Хозяйка, когда приходила проверить, как тут дела, запрещала звать гриб чайным грибом, говорила – «нет, это комбуча, очень модный и классный напиток». Ребрендинг не спас чайный гриб: оттого, что назвали комбучей, вкуснее нисколько не стал. Впрочем, и хостел походил больше на общагу, но раз сказала, пусть так и зовёт.
Скульптор хватает банку, поспешно наливает себе грибной воды – от монолога во рту пересохло.
Коллега подходит, жалуется на жизнь, на звонки, которые сбрасывает: это от них телефон протяжно взвывает волчицей.
Кира не хочет её получше узнать, узнает чуть лучше – станет немножечко ею, будет тогда ещё в Кире меньше от настоящей себя. Да и так ничего не осталось.
Но слишком уж рьяно ныряет в языковую среду, слишком старается для мимикрии.
Стоит послушать – и на ум полвечера после приходят совершенно невозможные какие-то слова, как, например, «хотелки», и удивляешься: неужто и правда кто-нибудь так говорит, и понимаешь: сама только что так сказала и нахмурилась не по-своему – украла да примеряешь.

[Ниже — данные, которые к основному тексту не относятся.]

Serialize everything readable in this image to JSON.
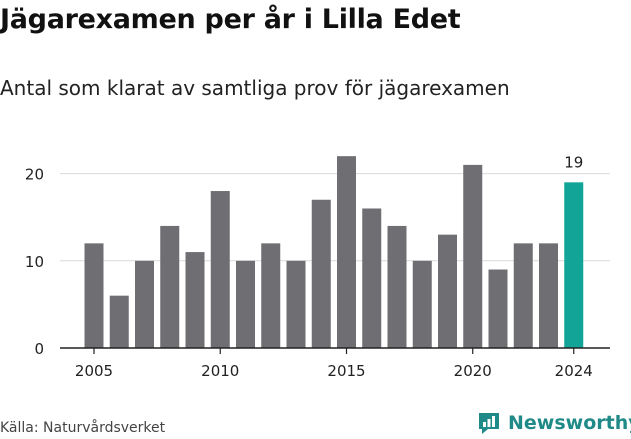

Кира переставляет коллегины фразы, генерируется ответ – нового ничего не прибудет, говорящая нейросеть. Коллега слышит свои же слова, мелко и часто кивает: боже, так верно, так верно.
Кира откуда-то помнит, как правильно надо кивать.
Так хотела отдельности, но ловила себя то и дело на том, что кто-то опять произносит: «Не знаю, зачем это тебе говорю», и пустота точно бы зарастает, но это только ведь кажется. На деле – забилась чужим, да и то ненадолго, всё упавшее ухнет в яму такой глубины, что не слышно ни шума, ни всплеска: там не бывает звуков.
И коллега открывает рот, дерево за окном шевелит в такт остатками сброшенных листьев. Она закрывает рот – значит, окончена речь.
Здесь – сочувственно улыбнуться. Это несложно. Почти как искать фото, где все мотоциклы, отмечать все подряд светофоры, даже – невероятно! – выбрать уличные гидранты, никогда таких не видав. Если получится раз, значит, сумеешь и в прочие. Она чуть растягивает уголки рта. Нужно усилие. Кожа тянется, как резина, немного пружинит обратно.
– Помнишь, были такие дети индиго? Да какое там помнишь, ты-то, наверно, тогда даже не родилась. Тесты в газетах публиковали. Я их тогда вырезала, хранила, думала, что совпадает: всё, что писали, как будто бы про меня. Что это я такой ребёнок индиго, понимаешь. Что у меня аура синяя. Тесты говорили, что да. И вот я не знаю, синяя она или нет, обман, или в самом-то деле был там шанс на другое, или не было ничего, – говорит коллега. – Может, я бы вообще по-другому жила.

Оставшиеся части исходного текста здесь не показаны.